Последнее, что я увидела, прежде чем моя спина коснулась изрытой сражением почвы, было удивление, от того, что задравшийся подол продемонстрировал мне разные по цвету чулочки, одетые мною в полумраке дремлющей палатки.
* Огромный прилив сестер принес в лазареты большое число людей лишних, случайных, были женщины, пресытившиеся развлечениями, которым все в жизни наскучило. Имея авантюрную жилку, идя на войну, они искали разнообразия, новых впечатлений и интересных знакомств. "С крестом на груди, они не имели креста в сердце и смотрели на дело милосердия, как на модное дело".
**Трубка — через неё проходил заженный фитиль кпорохуи картечи спрятанной в самой бомбе.

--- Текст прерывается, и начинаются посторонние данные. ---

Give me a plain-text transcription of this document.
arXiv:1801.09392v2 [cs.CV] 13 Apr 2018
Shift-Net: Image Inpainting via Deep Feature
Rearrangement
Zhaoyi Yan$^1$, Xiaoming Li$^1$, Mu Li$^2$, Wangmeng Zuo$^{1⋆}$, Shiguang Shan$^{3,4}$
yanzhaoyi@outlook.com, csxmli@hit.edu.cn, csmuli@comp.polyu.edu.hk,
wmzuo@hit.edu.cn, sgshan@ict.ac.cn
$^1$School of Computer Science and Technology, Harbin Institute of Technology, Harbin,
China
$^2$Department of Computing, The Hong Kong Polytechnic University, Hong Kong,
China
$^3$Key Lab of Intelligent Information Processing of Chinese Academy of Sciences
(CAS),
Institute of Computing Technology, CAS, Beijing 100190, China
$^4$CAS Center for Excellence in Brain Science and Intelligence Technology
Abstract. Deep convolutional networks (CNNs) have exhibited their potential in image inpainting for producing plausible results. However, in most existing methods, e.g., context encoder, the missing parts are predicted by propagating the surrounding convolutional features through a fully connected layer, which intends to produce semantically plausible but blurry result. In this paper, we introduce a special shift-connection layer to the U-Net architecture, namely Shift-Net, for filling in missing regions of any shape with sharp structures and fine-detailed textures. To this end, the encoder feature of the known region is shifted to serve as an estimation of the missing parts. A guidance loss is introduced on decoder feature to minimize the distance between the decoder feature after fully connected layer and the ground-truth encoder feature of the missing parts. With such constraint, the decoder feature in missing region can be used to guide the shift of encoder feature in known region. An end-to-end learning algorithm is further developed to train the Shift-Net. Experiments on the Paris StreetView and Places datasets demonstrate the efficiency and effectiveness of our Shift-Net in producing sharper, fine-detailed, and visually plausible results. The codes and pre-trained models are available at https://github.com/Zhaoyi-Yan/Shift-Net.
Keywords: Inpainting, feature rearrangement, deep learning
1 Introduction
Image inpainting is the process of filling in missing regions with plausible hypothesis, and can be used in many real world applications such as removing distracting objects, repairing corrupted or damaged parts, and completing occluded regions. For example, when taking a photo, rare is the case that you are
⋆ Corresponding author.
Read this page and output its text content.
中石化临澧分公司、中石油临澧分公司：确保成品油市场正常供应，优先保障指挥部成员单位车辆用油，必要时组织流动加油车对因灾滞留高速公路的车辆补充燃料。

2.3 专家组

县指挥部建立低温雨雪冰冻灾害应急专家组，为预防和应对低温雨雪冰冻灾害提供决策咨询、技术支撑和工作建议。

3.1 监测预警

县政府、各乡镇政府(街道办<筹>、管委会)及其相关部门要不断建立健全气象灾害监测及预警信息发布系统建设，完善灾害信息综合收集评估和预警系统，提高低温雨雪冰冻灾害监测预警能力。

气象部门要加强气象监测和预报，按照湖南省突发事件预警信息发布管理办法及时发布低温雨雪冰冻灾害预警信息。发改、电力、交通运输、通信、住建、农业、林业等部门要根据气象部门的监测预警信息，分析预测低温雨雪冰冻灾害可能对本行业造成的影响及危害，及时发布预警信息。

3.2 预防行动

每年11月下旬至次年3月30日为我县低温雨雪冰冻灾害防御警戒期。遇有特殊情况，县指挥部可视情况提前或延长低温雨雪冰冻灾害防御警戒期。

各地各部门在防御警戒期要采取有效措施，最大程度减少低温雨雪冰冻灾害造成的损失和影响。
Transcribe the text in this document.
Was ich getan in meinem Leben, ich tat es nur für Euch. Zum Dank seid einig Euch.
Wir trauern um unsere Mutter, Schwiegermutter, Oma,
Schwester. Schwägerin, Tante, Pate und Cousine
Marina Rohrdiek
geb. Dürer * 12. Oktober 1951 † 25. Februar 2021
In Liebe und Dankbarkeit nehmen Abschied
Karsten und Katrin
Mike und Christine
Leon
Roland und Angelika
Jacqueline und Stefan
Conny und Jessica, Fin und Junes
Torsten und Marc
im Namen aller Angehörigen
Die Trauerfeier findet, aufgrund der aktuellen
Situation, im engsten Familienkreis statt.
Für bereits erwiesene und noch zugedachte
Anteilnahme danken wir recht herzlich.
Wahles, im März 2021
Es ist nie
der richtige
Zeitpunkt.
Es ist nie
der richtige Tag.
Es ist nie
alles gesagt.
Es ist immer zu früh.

Глава 2. Нет ничего, что было бы хорошим иль дурным — но делает его сознанье таковым
Привел в себя меня странный звук.
Я долго прислушивалась и никак не могла понять, что это. С трудом разлепив веки я попыталась сконцентрироваться на его источнике, но никак не могла навести фокус, все расплывалось и двоилось, более того, окружающее пространство у меня вызывало если не изумление и шок, то по крайней мере удивление. Просторная светлая комната с красивой меелью, огромные французские*, окна, что были неплотно зашторены почти прозрачной тканью, одно из них было открыто и из него неспешно тек свежий, теплый воздух, принося с собой запах тубероз и цветущего шиповника. Хрустящая белая простыня и легкий серый плед ощущались под моими пальцами как шёлк и бархат, после той дерюги, что служили мне пододеяльником и одеялом в сестринской палатке. Наконец-то мне удалось сосредоточится настолько, чтобы определить, что в комнате я не одна. На изящном резном кресле из беленого дерева спал, откинувшись на вышитые пионами нежно-розового цвета подушки, пожилой мужчина. В его руках была небольшая книга. Именно он издавал звук, больше всего похожий на рев дикого кабанчика. Храп вырывался изо рта мужчины вместе с потоками воздуха, приподнимая щеточку пышных усов практически параллельно полу.